Widzew latem sprowadził pięciu nowych piłkarzy. To głównie zawodnicy anonimowi dla przeciętnego kibica łódzkiego klubu, bo mało który fan Widzewa interesował się wcześniej karierą Bożidara Czorbadżijskiego, Juliana Shehu czy Jordiego Sancheza.
– Nowe nazwiska nie powalają na kolana. Nie dają one gwarancji na to, że Widzew będzie mógł być w miarę spokojny o utrzymanie – twierdzi w rozmowie z „Łódzkim Sportem” Sławomir Chałaśkiewicz. – Chociaż oczywiście te transfery na razie trudno ocenić, bo wiadomo, że nie można już na starcie kogoś skreślać – dodaje były piłkarz Widzewa.
Dr n. med. Karol Majewski, prezes sponsora strategicznego Widzewa, w rozmowie z nami twierdził, że nowi piłkarze mają sprawić, że łódzki zespół będzie stanowił monolit nie tylko na boisku, ale i poza nim, a brak głośnych nazwisk pozwoli na budowę zespołu bez zbędnego gwiazdorzenia.
– Oby tak było. Chciałbym, by to był naprawdę solidny zespół. Niestety ostatnie lata pokazywały, że niewiele z takich zapowiedzi wynikało. Widzew w ostatnich latach grał naprawdę bardzo przeciętnie. Świetnie, że udało się awansować, ale przecież gra, jaką piłkarze prezentowali na wypełnionym stadionie, była niestety daleka od przyzwoitego poziomu – uważa z kolei Chałaśkiewicz.
CZYTAJ TAKŻE >>>
Początek sezonu będzie dla łódzkiego zespołu bardzo wymagający. W pierwszych meczach widzewiaków czekają mecze m.in. z Jagiellonią, Lechią, Pogonią i Legią, czyli zespołami walczącymi o czołowe miejsca w PKO Ekstraklasie.

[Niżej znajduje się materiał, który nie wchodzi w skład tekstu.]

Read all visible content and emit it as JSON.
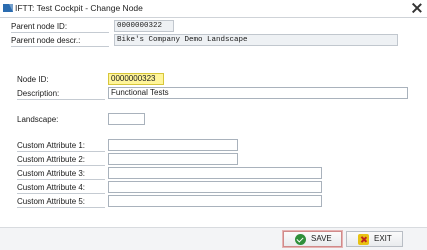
{
  "window": {
    "title": "IFTT: Test Cockpit - Change Node",
    "app_icon": "sap-logo-icon",
    "close_icon": "close-icon"
  },
  "header": {
    "parent_node_id_label": "Parent node ID:",
    "parent_node_id_value": "0000000322",
    "parent_node_descr_label": "Parent node descr.:",
    "parent_node_descr_value": "Bike's Company Demo Landscape"
  },
  "form": {
    "node_id_label": "Node ID:",
    "node_id_value": "0000000323",
    "description_label": "Description:",
    "description_value": "Functional Tests",
    "landscape_label": "Landscape:",
    "landscape_value": "",
    "custom_attributes": [
      {
        "label": "Custom Attribute 1:",
        "value": ""
      },
      {
        "label": "Custom Attribute 2:",
        "value": ""
      },
      {
        "label": "Custom Attribute 3:",
        "value": ""
      },
      {
        "label": "Custom Attribute 4:",
        "value": ""
      },
      {
        "label": "Custom Attribute 5:",
        "value": ""
      }
    ]
  },
  "footer": {
    "save_label": "SAVE",
    "save_icon": "check-icon",
    "exit_label": "EXIT",
    "exit_icon": "cancel-icon"
  },
  "colors": {
    "highlight_field": "#fff59a",
    "readonly_field": "#eef1f4",
    "save_icon": "#2f8f3a",
    "exit_icon": "#e8c213"
  }
}
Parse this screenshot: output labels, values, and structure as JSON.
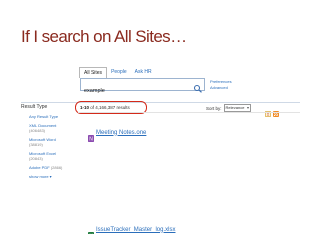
{
  "slide": {
    "title": "If I search on All Sites…"
  },
  "tabs": [
    "All Sites",
    "People",
    "Ask HR"
  ],
  "search": {
    "value": "example",
    "placeholder": ""
  },
  "header_links": {
    "preferences": "Preferences",
    "advanced": "Advanced"
  },
  "refiners": {
    "heading": "Result Type",
    "items": [
      {
        "label": "Any Result Type",
        "count": ""
      },
      {
        "label": "XML Document",
        "count": "(406483)"
      },
      {
        "label": "Microsoft Word",
        "count": "(38819)"
      },
      {
        "label": "Microsoft Excel",
        "count": "(20843)"
      },
      {
        "label": "Adobe PDF",
        "count": "(2866)"
      }
    ],
    "show_more": "show more ▾"
  },
  "results_summary": {
    "range": "1-10",
    "text": "of 4,166,387 results"
  },
  "sort": {
    "label": "Sort by:",
    "selected": "Relevance"
  },
  "results": [
    {
      "title": "Meeting Notes.one",
      "type": "onenote"
    },
    {
      "title": "IssueTracker_Master_log.xlsx",
      "type": "excel"
    }
  ],
  "colors": {
    "title": "#8a2a1f",
    "link": "#2a6ebb",
    "highlight_oval": "#d42a1a",
    "onenote_icon": "#8b4bb0",
    "excel_icon": "#1f7a3c"
  },
  "icons": [
    "search-icon",
    "alert-icon",
    "rss-icon",
    "onenote-icon",
    "excel-icon"
  ]
}
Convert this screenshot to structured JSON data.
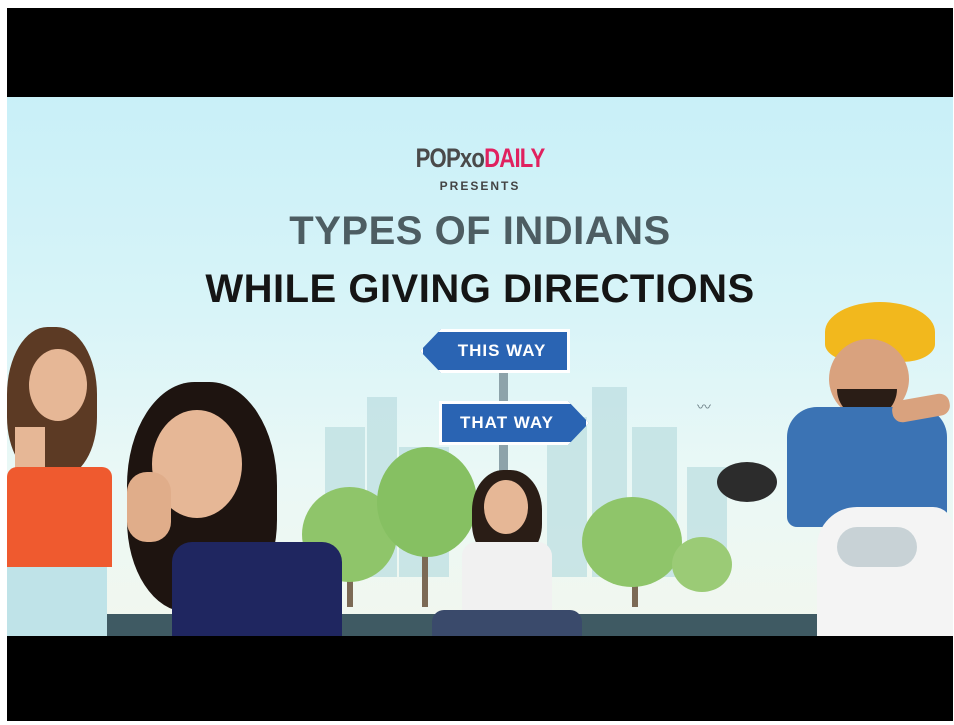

– Myślę, że pierwsze 5-6 meczów będzie bardzo ważnych. To pokaże charakter tego zespołu i to, na co ten zespół może być stać w ekstraklasie. Wtedy też dowiemy się, co tak naprawdę prezentują nowi zawodnicy, sprowadzeni do klubu latem – twierdzi Sławomir Chałaśkiewicz.
Czy, patrząc na obecny skład drużyny, Widzew jest jednym z kandydatów do spadku z ekstraklasy?
– Do spadku może nie, ale na pewno do walki o utrzymanie. Poczekajmy kilka tygodni. Myślę, że w połowie sierpnia będziemy mogli pokusić się o pierwsze wnioski i oceny, oparte na postawie drużyny w meczach o ligowe punkty – kończy nasz rozmówca.